交わる双剣と下の部分が千切れたメビウスの輪──鉄槌卿の徴だ。
「昨日だって写真術式空間固定による結界を作ったんだよ? 少しは労ってくれよ、シャロ」
「はいはい」
「あと少し、手伝ってくれる?」
「えっ、嫌よ」
「今度お菓子たくさん焼くから。君の好きなチョコチップ入りのスコーン」
「やらせていただきます」垂れてしまった涎を拭きながらベンジャミンのもとに駆け寄った。
甘いもので釣られてしまった同僚を珍しい生き物のように見つめたあと、エヴァンは水晶玉に再び視線を戻した。
オスカーはうまくやれているとは思う。
だが、人間としての欠落している部分は顕著だった。両親が死に、今は魔術師に目をつけられているというのに一切泣くようなことはなかった。あの瞳は潤むことは知らない。そう印象付けるほど。
我慢強い、というわけではない。あれは本当に欠落しているのだ。忘却していると言えばしっくり胸に落ちる。
エヴァンはオスカーのその部分を心配していた。
感情を忘却した人間の行く先は、他の人間と比べて圧倒的に危うい。一本の線を千鳥足で行くようなもの。
何より、滑落してしまった人間を、エヴァンは知っている。
「オスカー」
エヴァンは水晶玉に語りかけた。
「落ち着きたまえ、オスカー・ビスマルク」
魔術師ドラクルが工房に入ろうとする姿を確認して、ベンジャミンが猛禽類の如く目を光らせた。手は写真機のシャッターチャンスを今か今かと震えている。
ドラクルが誰もいない裏庭に歩く。いつもの服装の上を覆う漆黒のローブが闇夜の霧のように動いた。魚の尾にも見える。足音も立てずに裏庭に着くとローブの袖口から銀色に光るものを取り出す。エヴァンたちの驚異的な視力によってその形が鍵であることが分かる。
精巧な彫りによって複雑な形状をしている鍵が何もない空中に吸い込まれた。
軽い小さな鐘の音が一つ。
それが工房の鍵が空いた合図。現実の空間と隠された空間が繋がったのだ。鍵穴から染みるように広がる油彩の扉。色はレディバッグ・オレンジ。
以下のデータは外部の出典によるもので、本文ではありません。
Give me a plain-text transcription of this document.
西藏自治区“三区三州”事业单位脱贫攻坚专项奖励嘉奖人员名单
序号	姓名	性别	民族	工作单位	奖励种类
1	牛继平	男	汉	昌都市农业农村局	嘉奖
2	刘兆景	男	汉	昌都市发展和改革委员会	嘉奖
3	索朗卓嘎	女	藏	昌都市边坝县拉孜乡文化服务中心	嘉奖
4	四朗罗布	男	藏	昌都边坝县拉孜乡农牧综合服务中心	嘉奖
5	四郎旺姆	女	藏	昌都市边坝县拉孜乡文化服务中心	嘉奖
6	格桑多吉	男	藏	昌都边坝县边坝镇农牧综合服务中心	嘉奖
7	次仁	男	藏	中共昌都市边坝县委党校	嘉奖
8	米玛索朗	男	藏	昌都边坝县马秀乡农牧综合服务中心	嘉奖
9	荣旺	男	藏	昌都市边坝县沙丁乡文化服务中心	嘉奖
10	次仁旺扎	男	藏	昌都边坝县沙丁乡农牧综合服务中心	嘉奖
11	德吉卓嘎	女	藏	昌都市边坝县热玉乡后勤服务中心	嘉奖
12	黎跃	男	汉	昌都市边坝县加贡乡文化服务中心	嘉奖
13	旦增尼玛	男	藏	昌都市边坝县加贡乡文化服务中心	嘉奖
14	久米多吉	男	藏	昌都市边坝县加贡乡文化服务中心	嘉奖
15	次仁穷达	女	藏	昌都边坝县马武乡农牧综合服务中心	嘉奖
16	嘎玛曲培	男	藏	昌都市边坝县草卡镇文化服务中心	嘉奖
その瞬間をベンジャミンは見逃さずにシャッターを切る。
「空間固定」
ドラクルは撮られているとは知らぬまま扉のなかに消える。銀の鍵は無くなり、扉が消えそうになるがベンジャミンたちは慌てなかった。
「これで写真機は記憶したよ」
特注のオブスキュラは長い現象作業を省くことができる。漆黒のアンティークフォルムの箱型、丸いレンズの下にある細く狭い長い口から現像された写真がジリジリと機械的に飛び出た。写真を取り、ひらひらと空気に煽ぐ。真っ白に見えた写真はモノクロに映り込む。これが済んだら仕上げだ。真っ直ぐに放り投げると一枚の写真はボロボロと崩れ、その代わり消えたはずのレディバッグ・オレンジの扉が現れる。
「行くぞ」
革手袋を剥ぎ捨てエヴァンは扉のハンドルを回す。開いた扉を撮影し、固定したことによって鍵など必要ない。
一歩踏み出し、エヴァンは重力に負けた。扉の先は闇色の大きな落とし穴。落下するエヴァンにシャーロットが、ベンジャミンが続く。
「ちょっと上見ないでよね、エヴァン!」ふんわり広がるスカートを抑えてシャーロットが叫ぶ。エヴァンは返答代わりに鼻で笑った。
「安心しろ、お前の下着に興味はない!」
「喧嘩売ってるのかしら?!」
「それにそんな暇なんてないぞ! 構えろ!」
「!」
侵入者三人に工房の防衛機能が牙を向く。深淵のなかから無数の光がエヴァンたちを睨んだ。そして現れたのは無数の油彩の触手、牙、鉤爪。
ベンジャミンの写真機が。
シャーロットのタイプライターが。
エヴァンのヴァイオリンが。
迫りくる敵を刈り取る姿へと変貌した。
「邪魔だ、どけ」
ただ一言告げてエヴァンは大きく大鎌を振り下ろした。